Must I free a BSTR (WideString) allocated with SysAllocString?
Asked Answered
M

2

5

I have this code (I need to add string object to TStringList):

var
  WS: WideString;
begin
  WS := 'allocated string';
  SL.AddObject('my string', TObject(SysAllocString(PWideChar(WS))));

And later read it:

var
  WS: WideString;
begin
  WS := PWideChar(SL.Objects[0]);
  ShowMessage(WS);

I was wondering if the system will take care of the BSTR which was allocated with SysAllocString. or must I call SysFreeString? it's not clear from the documentation.

Now, If the system does De-allocates it, is there any way to prove it does?

P.S: Infact, it is suffucient to call:

SL.AddObject('my string', TObject(PWideChar(WS)));

Without using SysAllocString. (and I can't understand how it works)

Melo answered 19/6, 2016 at 17:45 Comment(0)
Y
6

Here the following line does allocate a new BSTR and fill its pointer to the SL.Objects[] pointer.

  SL.AddObject('my string', TObject(SysAllocString(PWideChar(WS))));

So the following will definitively leak memory:

var
  WS: WideString;
begin
  WS := PWideChar(SL.Objects[0]);

Here a new WS instance will be allocated, so your BSTR instance pointed by SL.Objects[0] won't be released.

And the following is working by chance:

SL.AddObject('my string', TObject(PWideChar(WS)));

The memory pointed by the PWideChar(WS) memory buffer is still containing to the previous WS: WideString instance. So is may work... until the buffer is re-used and overriden by some other data, and another text is returned, or a random GPF occurs.

By advice: never cheat the Delphi type system, storing something else than a TObject in a variable typed as TObject... unless you know what you are doing.
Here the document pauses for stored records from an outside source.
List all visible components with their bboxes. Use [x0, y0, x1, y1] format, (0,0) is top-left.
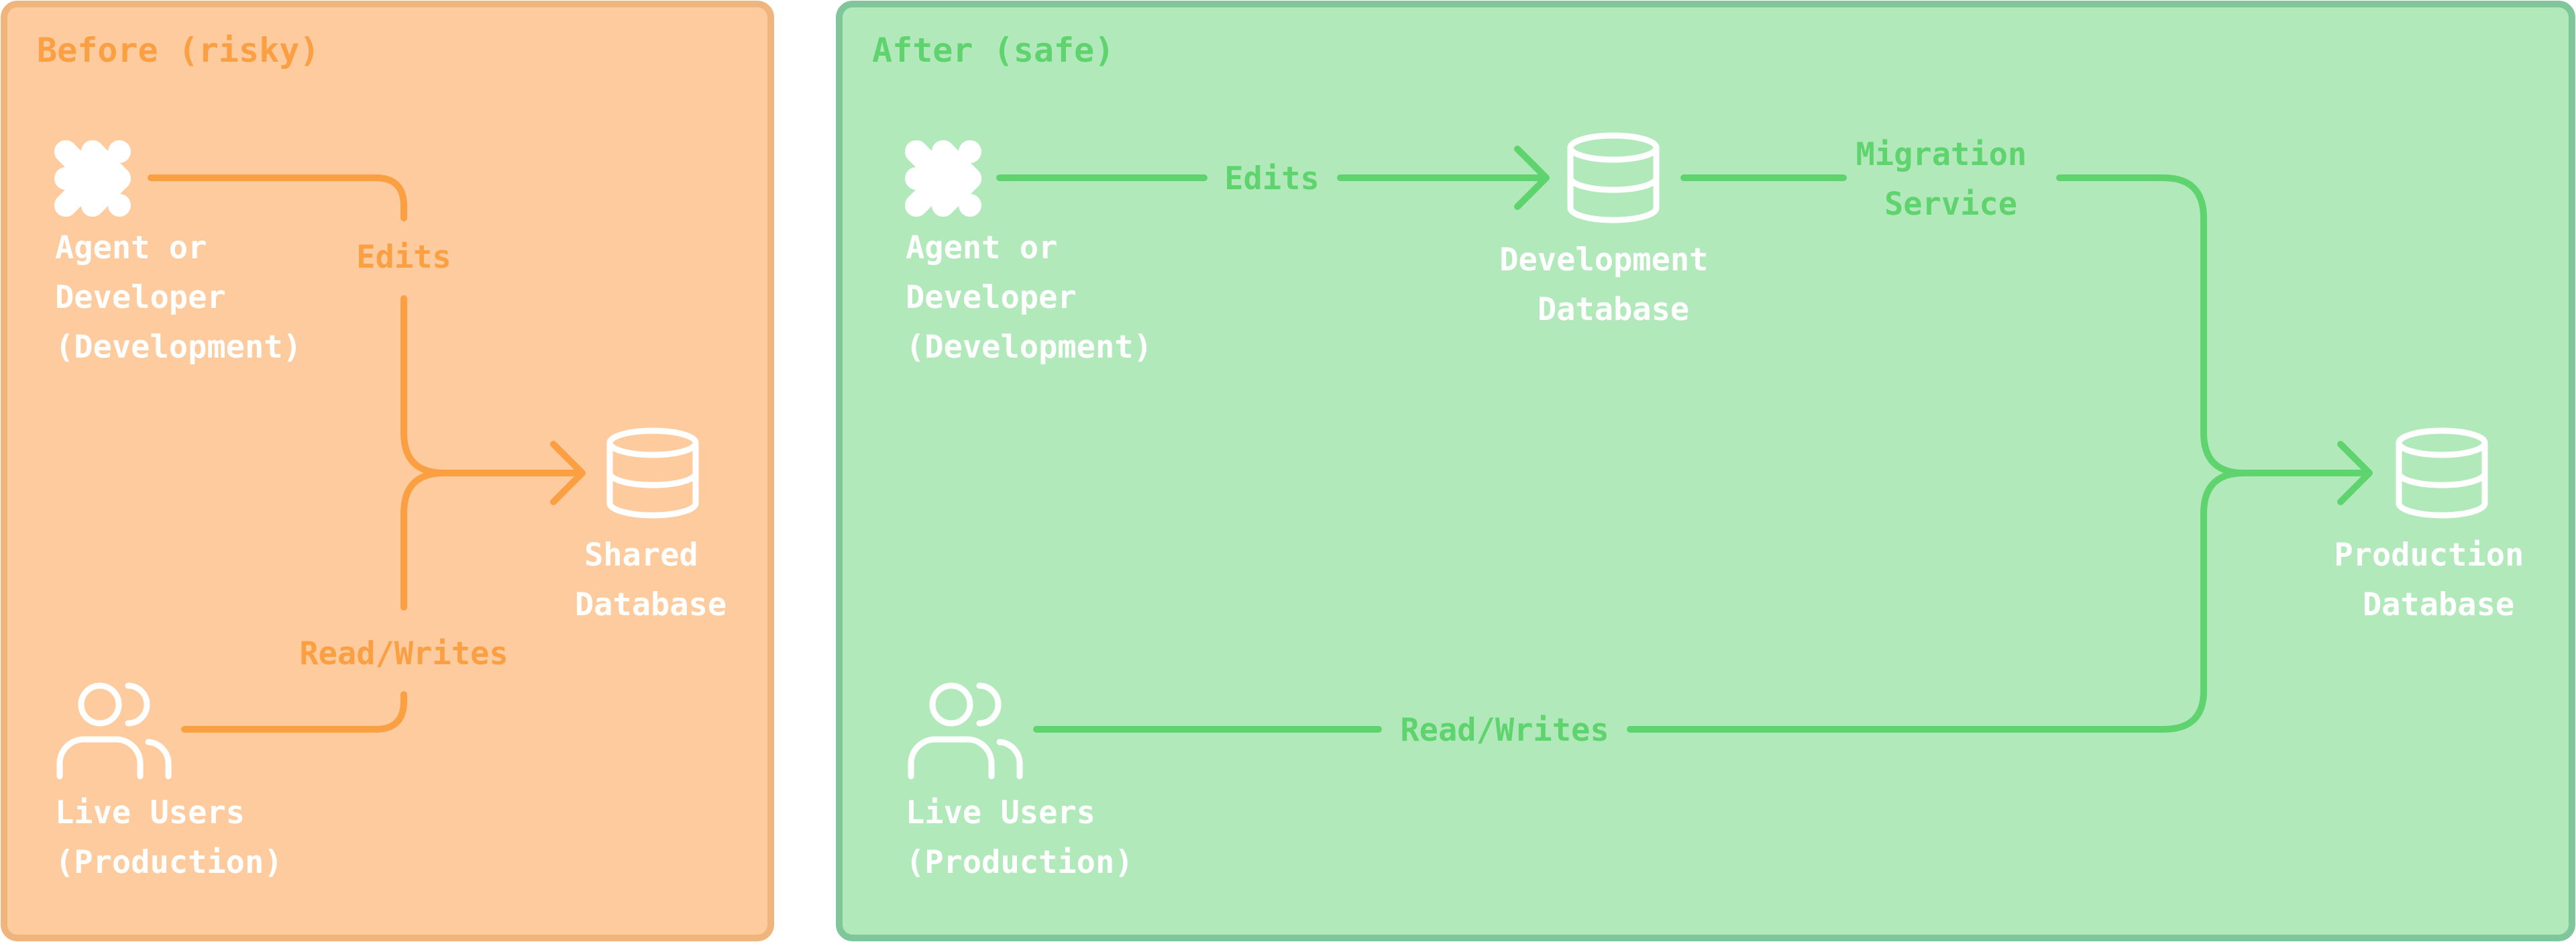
after-edits-label: Edits	[1224, 160, 1319, 197]
before-panel: Before (risky) Agent or Developer (Devel…	[1, 1, 774, 941]
after-readwrites-label: Read/Writes	[1400, 712, 1609, 749]
before-title: Before (risky)	[37, 31, 319, 70]
after-agent-logo-icon	[905, 140, 981, 217]
before-edits-label: Edits	[356, 239, 451, 276]
after-title: After (safe)	[872, 31, 1114, 70]
before-agent-logo-icon	[54, 140, 131, 217]
after-panel: After (safe) Agent or Developer (Develop…	[836, 1, 2575, 941]
diagram: Before (risky) Agent or Developer (Devel…	[1, 1, 2575, 941]
before-readwrites-label: Read/Writes	[299, 635, 508, 672]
Don't play with pointers until you know what they are and how they work.

I do not see any benefit of storing a WideString within a TStrings.Object[] entry! Change your data structure: create a true class, storing your string. Then everything would be clear and clean:

type
  TMyStoreWS = class
  protected
    fText: WideString;
  public
    constructor Create(const aText: WideString); virtual;
    property Text: WideString read fText write fText;
  end;

constructor TMyStoreWS.Create(const aText: WideString);
begin
  inherited Create;
  fText := aText;
end;

...
SL.AddObject('my string', TMyStoreWS.Create(aText)); // clean
...
ShowMessage(SL.Objects[0].Text); // clean
SL.Objects[0].Free; // don't forget to release 

The small overhead of allocating a class instance is negligeable in regard to a BSTR string allocation, I can tell you. And your code would definitively be cleaner and easier to maintain/evolve.

Youth answered 19/6, 2016 at 19:4 Comment(2)
I was hoping to let the system manage the destruction of the WideString "object". if I use a class structure I need to manually free each object (there is no OwnsObject in D7 for TStringList). I'm still not sure if I must free strings which are allocated with SysAllocString or the system can take care of that for me?...Melo
Yes, you must free BSTR strings allocated by SysAllocString.Youth
A
4

Delphi will free the WideString as soon as it goes out of scope.
Because WideString is a managed type.
However if you cast the widestring to a PWideChar, Delphi does not count that as a reference and will thus destroy the string as soon as the function exits, even though there is still a reference to it.

That's bad because now you've got a dangling pointer. This is why you need SysAllocString.

What SysAllocString does is make a copy of the string you feed in. This copy is not managed, so you'll need to destroy it yourself using SysFreeString.